函数定义:
hog(image, orientations=9, pixels_per_cell=(8, 8), cells_per_block=(3, 3),
block_norm='L2-Hys', visualize=False, transform_sqrt=False,
feature_vector=True, multichannel=None, *, channel_axis=None)
参数解释:
Extract Histogram of Oriented Gradients (HOG) for a given image.
Compute a Histogram of Oriented Gradients (HOG) by
1. (optional) global image normalization
2. computing the gradient image in `row` and `col`
3. computing gradient histograms
4. normalizing across blocks
5. flattening into a feature vector
Parameters
----------
image : (M, N[, C]) ndarray
Input image.
orientations : int, optional
Number of orientation bins.
pixels_per_cell : 2-tuple (int, int), optional
Size (in pixels) of a cell.
cells_per_block : 2-tuple (int, int), optional
Number of cells in each block.
block_norm : str {'L1', 'L1-sqrt', 'L2', 'L2-Hys'}, optional
Block normalization method:
``L1``
Normalization using L1-norm.
``L1-sqrt``
Normalization using L1-norm, followed by square root.
``L2``
Normalization using L2-norm.
``L2-Hys``
Normalization using L2-norm, followed by limiting the
maximum values to 0.2 (`Hys` stands for `hysteresis`) and
renormalization using L2-norm. (default)
For details, see [3]_, [4]_.
visualize : bool, optional
Also return an image of the HOG. For each cell and orientation bin,
the image contains a line segment that is centered at the cell center,
is perpendicular to the midpoint of the range of angles spanned by the
orientation bin, and has intensity proportional to the corresponding
histogram value.
transform_sqrt : bool, optional
Apply power law compression to normalize the image before
processing. DO NOT use this if the image contains negative
values. Also see `notes` section below.
feature_vector : bool, optional
Return the data as a feature vector by calling .ravel() on the result
just before returning.
multichannel : boolean, optional
If True, the last `image` dimension is considered as a color channel,
otherwise as spatial. This argument is deprecated: specify
`channel_axis` instead.
channel_axis : int or None, optional
If None, the image is assumed to be a grayscale (single channel) image.
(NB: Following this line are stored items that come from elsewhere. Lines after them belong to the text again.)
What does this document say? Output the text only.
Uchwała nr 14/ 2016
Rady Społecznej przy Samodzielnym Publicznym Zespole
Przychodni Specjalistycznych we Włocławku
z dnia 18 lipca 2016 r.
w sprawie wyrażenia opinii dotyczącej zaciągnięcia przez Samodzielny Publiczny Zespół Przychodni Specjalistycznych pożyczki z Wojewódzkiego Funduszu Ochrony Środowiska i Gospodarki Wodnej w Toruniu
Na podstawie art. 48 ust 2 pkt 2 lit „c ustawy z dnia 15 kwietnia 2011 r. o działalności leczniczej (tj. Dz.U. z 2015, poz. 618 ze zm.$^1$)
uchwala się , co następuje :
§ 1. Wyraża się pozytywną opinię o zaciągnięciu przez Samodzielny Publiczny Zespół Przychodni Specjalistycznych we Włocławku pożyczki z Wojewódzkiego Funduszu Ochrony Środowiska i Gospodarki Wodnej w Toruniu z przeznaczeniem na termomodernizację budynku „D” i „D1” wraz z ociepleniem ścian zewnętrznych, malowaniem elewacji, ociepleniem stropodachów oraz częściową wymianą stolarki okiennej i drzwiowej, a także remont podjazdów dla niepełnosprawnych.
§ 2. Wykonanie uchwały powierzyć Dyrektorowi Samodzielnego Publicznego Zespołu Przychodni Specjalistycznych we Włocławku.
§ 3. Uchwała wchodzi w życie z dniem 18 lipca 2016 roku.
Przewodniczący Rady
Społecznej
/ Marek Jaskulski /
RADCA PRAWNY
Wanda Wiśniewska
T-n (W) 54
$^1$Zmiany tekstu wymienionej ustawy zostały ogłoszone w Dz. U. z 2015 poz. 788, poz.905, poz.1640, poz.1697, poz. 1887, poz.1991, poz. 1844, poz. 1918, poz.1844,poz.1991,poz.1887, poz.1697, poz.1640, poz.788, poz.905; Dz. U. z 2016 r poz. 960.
Otherwise, this parameter indicates which axis of the array corresponds
to channels.
.. versionadded:: 0.19
`channel_axis` was added in 0.19.
Returns
-------
out : (n_blocks_row, n_blocks_col, n_cells_row, n_cells_col, n_orient) ndarray
HOG descriptor for the image. If `feature_vector` is True, a 1D
(flattened) array is returned.
hog_image : (M, N) ndarray, optional
A visualisation of the HOG image. only provided if `visualize` is True.